I really didn’t know what to expect when I first hit play on Martin Koolhoven’s (Winter in Wartime, Brimstone) Danish theatrical debut AmnesiA, but what I got has stuck with me since I sat down to watch it sight unseen a few weeks ago. The film was completed in 2001, but feels both visually and thematically imbued with the DNA of Gregg Araki’s Teenage Apocalypse Trilogy. The film stars Fedja van Huêt as Alex, a young man who is harboring a dark secret, called back to his rural home by his identical twin brother Aram (also Fedja van Huêt) to watch over their sick mother. When he gets in his car in the city a beautiful young woman appears in his backseat, played by a very young Carice van Houten, who starred in the director’s previous television film Susie Q. Most will probably recognize her from playing Melisandre, the Red priestess from Game of Thrones. It’s never really explained where she’s from or how she ended up in the back seat of Alex’s car, but the beautiful pyromaniac accompanies Alex and is passed off as his fiance.
It’s on their arrival that the film gets into full swing and the mysteries bubbling in the background really come to the forefront. Alex’s twin Aram shows up a few days into his stay after a botched robbery with his accomplice, who spends the majority of the film bleeding from a gut wound a la Reservoir Dogs. This is something that is strangely played to more comedic effect, as the Aram/Alex take feels like a performance that possibly informed Tom Hardy’s take in Legend. Ultimately sex, jealousy and family secrets are the raw materials that this film uses to tell its story of two brothers who did something unspeakable with the best of intentions that unraveled their family forever. How Martin Koolhoven slowly deals out the dream-like flashbacks to inform the audience on the event masterfully reveals the machinations behind how things not only came to be in the family, but how they are going to play out in the ending.

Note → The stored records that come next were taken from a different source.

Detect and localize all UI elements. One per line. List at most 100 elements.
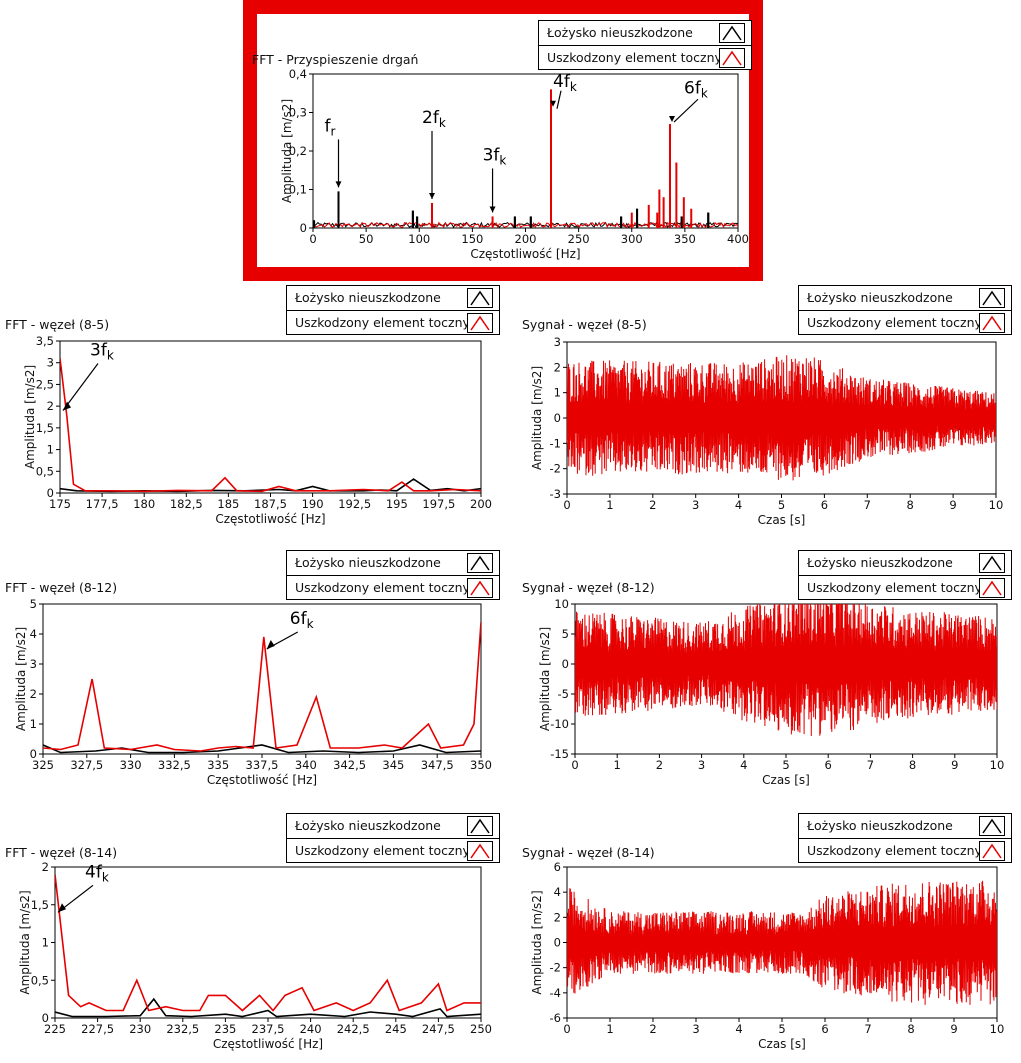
y-axis-label: Amplituda [m/s2]: [530, 366, 544, 470]
legend: Łożysko nieuszkodzone Uszkodzony element …: [798, 285, 1012, 335]
x-tick-label: 230: [129, 1022, 151, 1036]
annotation-sub: k: [701, 86, 708, 100]
x-tick-label: 197,5: [422, 497, 455, 511]
y-tick-label: 0: [554, 411, 561, 425]
x-axis-label: Czas [s]: [762, 773, 810, 787]
y-tick-label: 0: [30, 747, 37, 761]
x-tick-label: 9: [951, 758, 958, 772]
y-tick-label: 4: [30, 627, 37, 641]
y-tick-label: 1,5: [31, 898, 49, 912]
x-tick-label: 1: [606, 1022, 613, 1036]
y-axis-label: Amplituda [m/s2]: [23, 365, 37, 469]
legend-label: Uszkodzony element toczny: [807, 580, 982, 595]
y-tick-label: 0,4: [289, 67, 307, 81]
y-tick-label: 0,3: [289, 106, 307, 120]
x-tick-label: 200: [470, 497, 492, 511]
annotation-arrowhead: [58, 903, 66, 913]
annotation-label: 6fk: [290, 609, 314, 631]
y-tick-label: 1: [47, 443, 54, 457]
annotation-sub: k: [499, 153, 506, 167]
x-tick-label: 0: [571, 758, 578, 772]
legend-label: Łożysko nieuszkodzone: [807, 290, 953, 305]
y-tick-label: 5: [562, 627, 569, 641]
y-tick-label: 0,1: [289, 183, 307, 197]
x-axis-label: Częstotliwość [Hz]: [215, 512, 325, 526]
x-tick-label: 240: [300, 1022, 322, 1036]
x-tick-label: 10: [990, 758, 1005, 772]
legend-entry: Uszkodzony element toczny: [287, 310, 499, 335]
x-tick-label: 185: [217, 497, 239, 511]
series-line: [567, 355, 996, 481]
x-tick-label: 2: [649, 1022, 656, 1036]
legend-label: Uszkodzony element toczny: [547, 50, 722, 65]
legend-entry: Łożysko nieuszkodzone: [287, 551, 499, 575]
legend-label: Łożysko nieuszkodzone: [295, 555, 441, 570]
annotation-arrowhead: [550, 100, 556, 107]
x-tick-label: 300: [621, 232, 643, 246]
x-tick-label: 3: [692, 1022, 699, 1036]
x-axis-label: Czas [s]: [758, 1037, 806, 1051]
legend: Łożysko nieuszkodzone Uszkodzony element …: [798, 813, 1012, 863]
series-line: [567, 880, 997, 1005]
legend-entry: Łożysko nieuszkodzone: [799, 286, 1011, 310]
x-axis-label: Czas [s]: [758, 513, 806, 527]
x-tick-label: 0: [309, 232, 316, 246]
legend-entry: Uszkodzony element toczny: [287, 838, 499, 863]
annotation-arrowhead: [63, 401, 71, 411]
annotation-arrow: [62, 363, 99, 411]
x-tick-label: 2: [649, 498, 656, 512]
annotation-base: 6f: [684, 78, 702, 98]
x-tick-label: 8: [909, 758, 916, 772]
x-tick-label: 327,5: [70, 758, 103, 772]
plot-area: [567, 355, 996, 481]
y-tick-label: 2: [554, 910, 561, 924]
x-tick-label: 3: [692, 498, 699, 512]
y-tick-label: 2,5: [36, 377, 54, 391]
annotation-base: 4f: [85, 862, 103, 882]
legend-label: Łożysko nieuszkodzone: [807, 818, 953, 833]
annotation-label: 4fk: [553, 72, 577, 94]
y-tick-label: 3: [30, 657, 37, 671]
x-tick-label: 250: [568, 232, 590, 246]
x-tick-label: 3: [698, 758, 705, 772]
x-tick-label: 180: [133, 497, 155, 511]
legend-label: Łożysko nieuszkodzone: [547, 25, 693, 40]
series-line: [55, 874, 481, 1012]
x-tick-label: 345: [382, 758, 404, 772]
y-tick-label: -3: [550, 487, 561, 501]
y-tick-label: -4: [550, 986, 561, 1000]
y-tick-label: -15: [550, 747, 569, 761]
legend-swatch-icon: [979, 553, 1005, 573]
legend-swatch-icon: [467, 313, 493, 333]
x-tick-label: 5: [778, 1022, 785, 1036]
legend-entry: Uszkodzony element toczny: [287, 575, 499, 600]
legend-swatch-icon: [719, 48, 745, 68]
x-tick-label: 7: [864, 498, 871, 512]
legend-swatch-icon: [467, 553, 493, 573]
y-tick-label: 3: [47, 356, 54, 370]
y-tick-label: 0: [47, 486, 54, 500]
x-tick-label: 325: [32, 758, 54, 772]
chart-title: FFT - Przyspieszenie drgań: [252, 52, 419, 67]
x-tick-label: 200: [515, 232, 537, 246]
chart-title: Sygnał - węzeł (8-12): [522, 580, 655, 595]
x-tick-label: 332,5: [158, 758, 191, 772]
x-tick-label: 6: [825, 758, 832, 772]
y-tick-label: 0: [554, 936, 561, 950]
plot-frame: [312, 73, 739, 229]
x-tick-label: 50: [359, 232, 374, 246]
annotation-sub: k: [307, 617, 314, 631]
x-tick-label: 9: [949, 498, 956, 512]
legend-label: Łożysko nieuszkodzone: [295, 290, 441, 305]
y-tick-label: 1,5: [36, 421, 54, 435]
y-tick-label: 2: [554, 360, 561, 374]
annotation-arrowhead: [429, 192, 435, 199]
plot-frame: [42, 603, 482, 755]
x-tick-label: 7: [864, 1022, 871, 1036]
legend-label: Uszkodzony element toczny: [807, 843, 982, 858]
x-tick-label: 4: [735, 498, 742, 512]
legend-entry: Łożysko nieuszkodzone: [287, 286, 499, 310]
legend-entry: Łożysko nieuszkodzone: [287, 814, 499, 838]
x-axis-label: Częstotliwość [Hz]: [213, 1037, 323, 1051]
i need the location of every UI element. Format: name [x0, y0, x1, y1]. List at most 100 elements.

This was a total blind watch for me based solely on the cover and the distributor (Cult Epics) and I walked away just enamored with the film. While the film operates on dream logic, it’s the exquisite performances that make this film as memorable as it is. Fedja van Huêt just does an amazing job as both brothers, who feel different but eerily similar. He’s complemented by Carice van Houten, who feels like a mix of Claire Danes and Rose McGowan in her take on the mysterious femme fatale.
The two disc Blu-ray special edition comes not only with a new 4K transfer of AmnesiA, but an introduction by Martin Koolhoven and audio commentary by Martin Koolhoven, Fedja van Huet, moderated by Peter Verstraten. The second disc contains Martin Koolhoven’s TV films Suzy Q (1999) and Dark Light (Duister Licht) (1997) that both complement AmnesiA fairly well. If you’ve been curious about this one like I was and anything above further sparked your curiosity, I can’t recommend this title enough.